Galerie Denise René, Paris
Private collection
Christie's New York, May 28-29, 2008, lot 70
Private collection, New York. Seduced by the new aesthetics tendencies that were developing in Europe during the 1950s, Luis Tomasello joined a group of young Latin American kinetic artists that had recently moved to Paris. By 1957, Tomasello had permanently settled in France, and along with other artists such as Martha Boto, Hugo Demarco, and Julio Le Parc began experimenting with constructivist abstract work and kinetic and optical art. Tomasello was a key artist for Parisian gallerist Denise René, who exhibited his work in the groundbreaking Op Art show La Lumière et le Mouvement (1967). Tomasello was also one of ninety-nine artists to be exhibited in New York's Museum of Modern Art 1965 exhibition entitled The Responsive Eye. Reflexión No. 75 completed in 1961 includes all of the hallmarks of the artist's most well-known period. This work exists less as an object to be examined than as a generator of perceptual responses in the eye and mind of the viewer.

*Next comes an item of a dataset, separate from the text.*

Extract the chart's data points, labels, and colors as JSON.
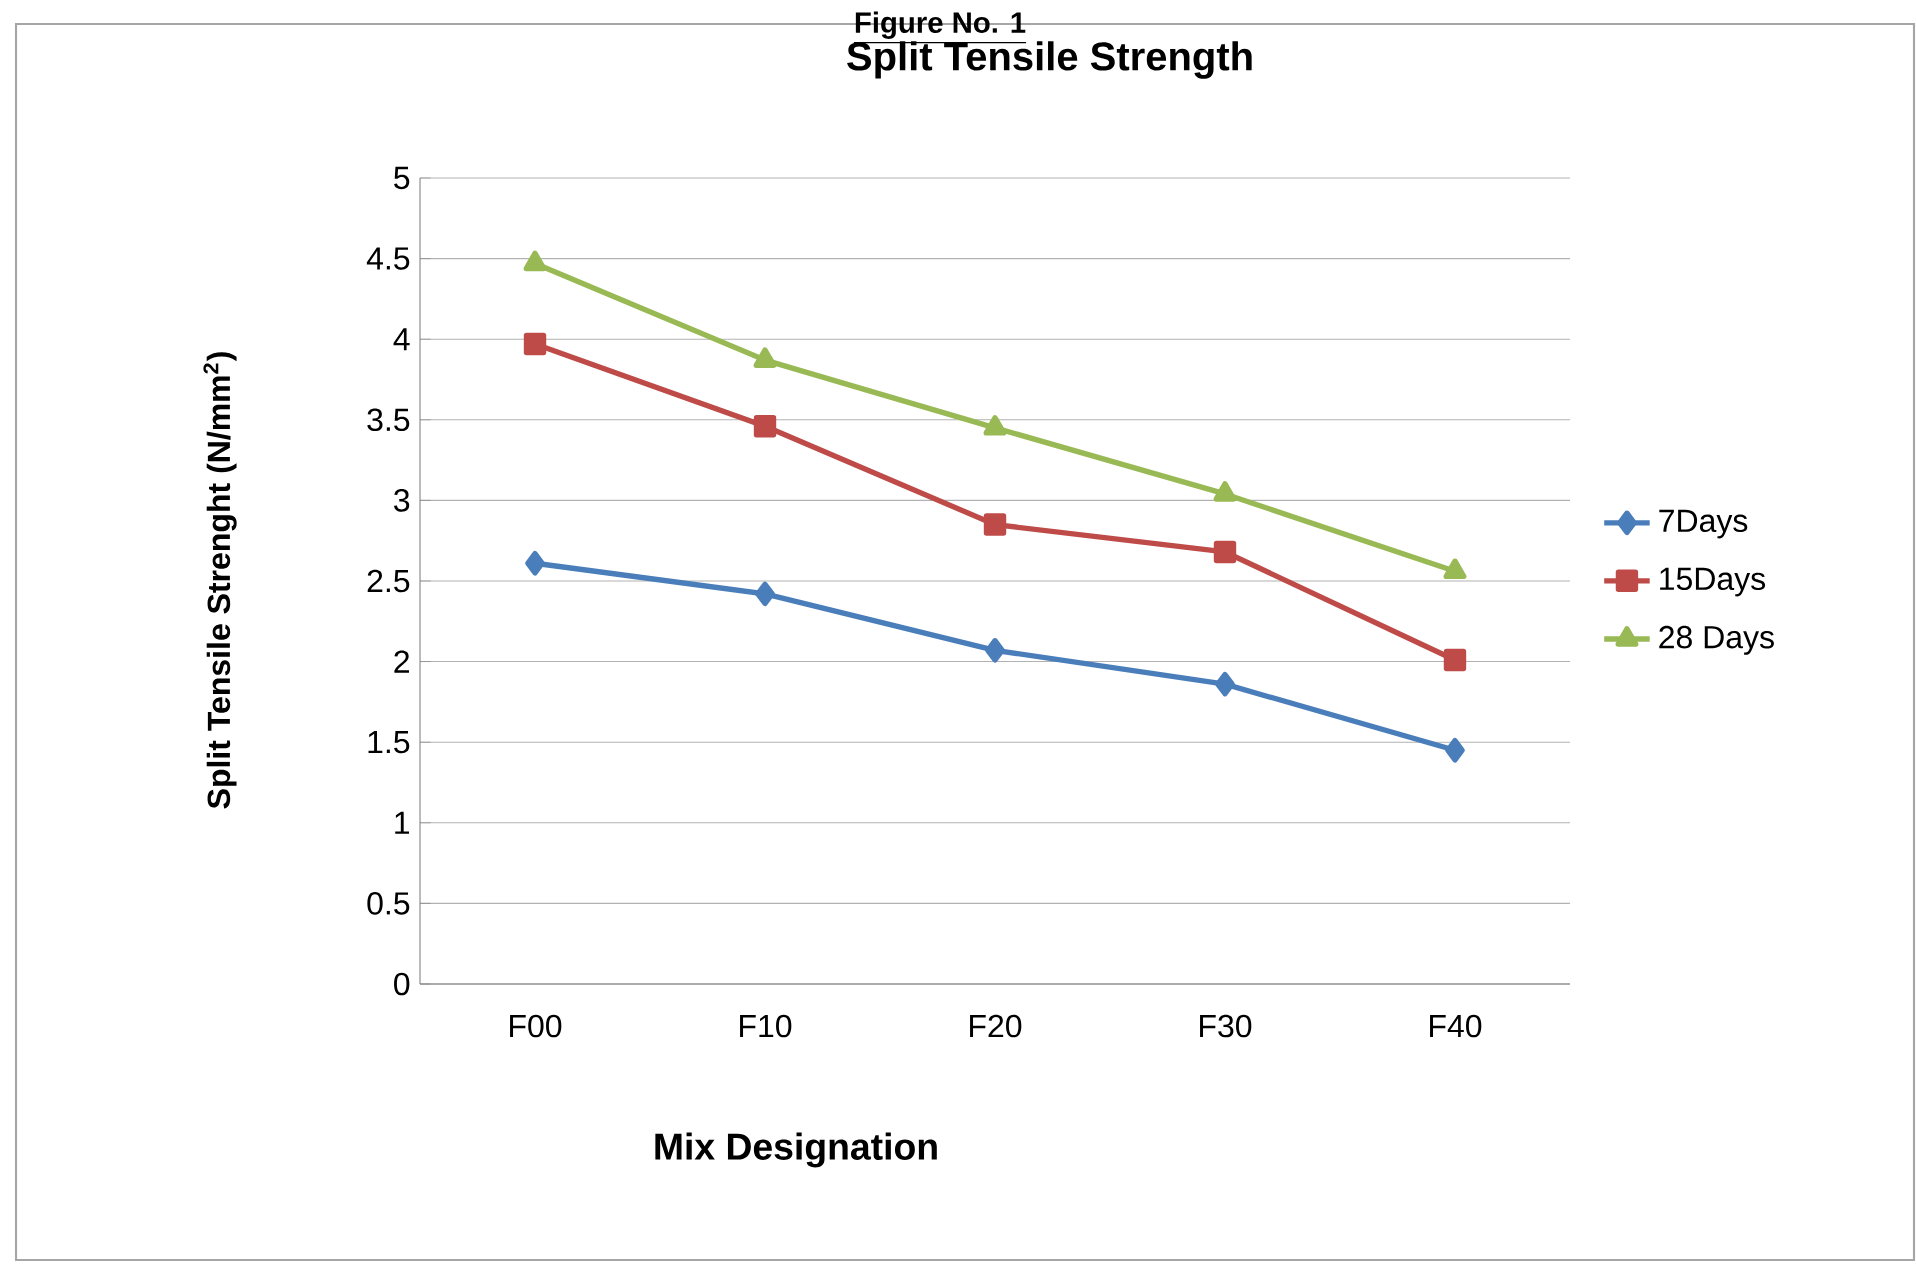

The deliberate placement of small white cubes with orange highlights placed against a stark white panel generate harmonic shadows and bright explosions of color that playfully interact and move in a continuous dance. Tomasello is able to translate light into a transformative visual experience. The work lives, vibrates, and creates a lyrical form that stimulates the viewer both sensually and mentally.